Facial scrub in your fish

2014-11-08 00:00

THINK twice next time you use a facial or body scrub. You could end up eating it.

Many facial and body scrubs contain micro-plastic beads.

“Those are the scrubbers,” said Jone Porter, director of Sea World Education at uShaka Marine World. “And more and more guys are using them too.”

The sewage system cannot handle micro-plastics so they are eventually washed out to sea and eaten by fish.

“One fish eats another fish and so on, and the micro-plastics accumulate up the food chain,” said Porter. “The sardines and anchovies we eat have small stomachs and we eat these, so we are eating micro-plastics.”
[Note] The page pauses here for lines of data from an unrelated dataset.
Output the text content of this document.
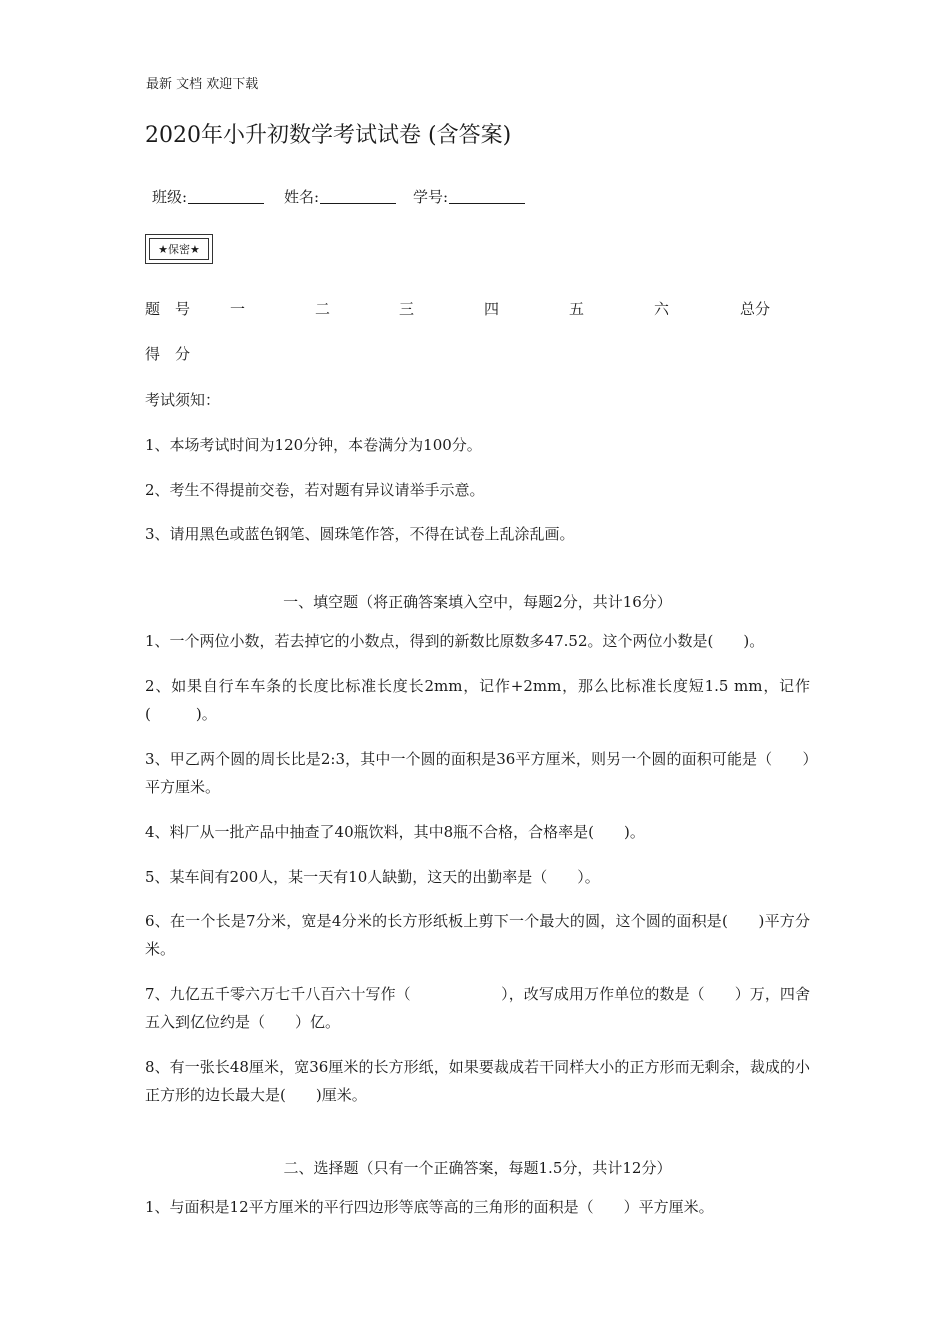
最新 文档 欢迎下载
2020年小升初数学考试试卷 (含答案)
班级:	姓名:	学号:
★保密★
题　号	一	二	三	四	五	六	总分
得　分
考试须知：
1、本场考试时间为120分钟，本卷满分为100分。
2、考生不得提前交卷，若对题有异议请举手示意。
3、请用黑色或蓝色钢笔、圆珠笔作答，不得在试卷上乱涂乱画。
一、填空题（将正确答案填入空中，每题2分，共计16分）
1、一个两位小数，若去掉它的小数点，得到的新数比原数多47.52。这个两位小数是(　　)。
2、如果自行车车条的长度比标准长度长2mm，记作+2mm，那么比标准长度短1.5 mm，记作(　　　)。
3、甲乙两个圆的周长比是2:3，其中一个圆的面积是36平方厘米，则另一个圆的面积可能是（　　）平方厘米。
4、料厂从一批产品中抽查了40瓶饮料，其中8瓶不合格，合格率是(　　)。
5、某车间有200人，某一天有10人缺勤，这天的出勤率是（　　）。
6、在一个长是7分米，宽是4分米的长方形纸板上剪下一个最大的圆，这个圆的面积是(　　)平方分米。
7、九亿五千零六万七千八百六十写作（　　　　　　），改写成用万作单位的数是（　　）万，四舍五入到亿位约是（　　）亿。
8、有一张长48厘米，宽36厘米的长方形纸，如果要裁成若干同样大小的正方形而无剩余，裁成的小正方形的边长最大是(　　)厘米。
二、选择题（只有一个正确答案，每题1.5分，共计12分）
1、与面积是12平方厘米的平行四边形等底等高的三角形的面积是（　　）平方厘米。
A research study by Deborah Robertson-Andersson and Gan Moodley of the University of KwaZulu-Natal’s School of Life Sciences has shown that micro-plastics are increasingly being ingested by fish off the KwaZulu-Natal coast.

According to their study, fish species taken from Durban Harbour, Vetch’s Pier, Isipingo, uMngeni and Mdloti river mouths contained micro-plastics. These included horse mackerel and mullet.

“Plastics take three to four times longer to pass through a fish’s gut,” said Robertson-Andersson. “The fish feels fuller and eats less. It may also use more energy pushing plastic through the gut and might also get blockages.”

The micro-plastics also attract persistent organic pollutants (Pops) that are known to have an adverse effect on human health. “The longer time in the gut allows the Pops to jump off and accumulate in fish.”

And when humans eat the fish?

“It’s bad,” said Robertson-Andersson. “But we are not sure how bad. It’s early days yet and we are not certain what the effect is.”

Not all micro-plastics come ready-made, they are also created by the fragmentation of larger plastic items that are gradually broken up by ultra-violet rays and wave action.

According to Porter, every large plastic item will become a micro-plastic.

“They get brittle, break up and get smaller and become ‘plastic soup’ — it’s a global problem.”

“Fish, turtles and dolphins will eat a lot of plastics. Fish think micro-plastics are fish eggs, while species like turtles that eat jelly fish see plastic bags floating in the water as jelly fish.”

Porter said turtles have “hooks” in their throats pointing downwards that help them swallow. “They are not able to regurgitate and plastic doesn’t go through their digestive system. It builds up in their stomach — they feel full and no longer eat. They literally starve to death but don’t realise it.”

Porter said that on two occasions turtles have died at the uShaka Sea World Rehabilitation Centre and when autopsied “were found to be packed with plastic”.

“Anyone who takes a walk along our beaches can we see have a problem,” said Porter. “We need to get away from the total throwaway concept.”